Kaufman’s “I’m Thinking of Ending Things” and the Intangibility of Thoughts and Time

Monday, September 7, 2020

“I’m Thinking of Ending Things”- metroscene mag


I’m thinking of ending things – the film opens with these words: first, as a tiny white title against a black screen, then as the first sentence of the young woman’s monologue. She’s thinking of ending things, and many others. She’s visiting her boyfriend Jake’s parents for the first time, she says. They’ve been together for six—maybe seven weeks? She isn’t sure. He picks her up, she climbs in the car, and kisses him on the lips. The snow falls softly as he drives, and she continues to think of things she wants to end. Things begin from here. 

Kaufman who directed Synecdoche, New York and co-wrote Eternal Sunshine of a Spotless Mind, now offers a new Netflix film that has the merits and faults of most Kaufman-written movies. 'I’m thinking of ending things' has a simple, straightforward premise. Starring Jesse Plemons as Jake, The Boyfriend, and Jessie Buckley who is credited at the end as The Young Woman, Kaufman developed a story of a young couple driving through a blizzard to visit the farmhouse of Jake’s parents. But true Kaufman style of course, the story is never just simple as that. 

  

The film oscillates between thoughts and truths, as the images that inhabit the minds of the characters are slowly replaced by uncertainty, illusion, and doubt. It portrays ideas such as the slow fading of life, discontentment, impatience, the labelling of memories as an attempt to keep them, only to discover in the end that they were caged for so long it now fears freedom.
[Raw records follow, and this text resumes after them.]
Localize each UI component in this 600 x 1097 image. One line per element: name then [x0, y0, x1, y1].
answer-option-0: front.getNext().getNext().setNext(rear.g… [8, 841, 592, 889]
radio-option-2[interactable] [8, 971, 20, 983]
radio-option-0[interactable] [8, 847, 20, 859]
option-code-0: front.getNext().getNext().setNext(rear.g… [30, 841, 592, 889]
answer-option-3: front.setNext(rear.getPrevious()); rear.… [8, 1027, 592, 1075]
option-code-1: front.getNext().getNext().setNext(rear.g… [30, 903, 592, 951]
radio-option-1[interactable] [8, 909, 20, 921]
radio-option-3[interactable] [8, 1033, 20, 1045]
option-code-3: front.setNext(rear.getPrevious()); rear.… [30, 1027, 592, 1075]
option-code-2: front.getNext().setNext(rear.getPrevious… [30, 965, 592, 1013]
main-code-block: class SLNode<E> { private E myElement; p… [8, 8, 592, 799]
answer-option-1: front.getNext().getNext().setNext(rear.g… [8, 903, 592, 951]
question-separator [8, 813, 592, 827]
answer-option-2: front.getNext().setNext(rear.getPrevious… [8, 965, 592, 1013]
It’s a strong film that goes beyond most cinematic conventions, not the very first one to do so, but still very refreshing to see when done well.

But films, no matter how well-thought they are, have weak points, too. The film is paralyzed in its own ambitious themes, and immobilized by tedious dialogues that carry more metaphors than messages. It decapitates its most admirable strengths – such as the performance of Toni Collette as an eccentric matriarch, and the unsettling atmosphere and mystery that the farmhouse seems to be enveloped in – by transitioning the tension through the shift of themes and settings that’s excessive rather than eloquent. 




Still, there is no reason to dismiss the things that film attempted and succeed in executing. Kaufman frames thoughts that way thoughts are conjured in the head, or in the middle of a conversation, as well as the way people get so easily involved with their thoughts that it becomes their reality, their fears and pasts. We see these themes personified by the character played by Jessie Buckley. In the film she is Lucy, Lucia, Louisa, and at one point she was also Ames. She studies quantum physics, studies gerontology, paints landscapes, and we don’t know anything about her beyond that. But we see the story through her eyes even though she travels in memories that don’t belong to her. Do we trust what she sees? Do we trust what she tells us?

'I’m Thinking of Ending Things' is now available for streaming on Netflix. If you want something to think about, go watch this film.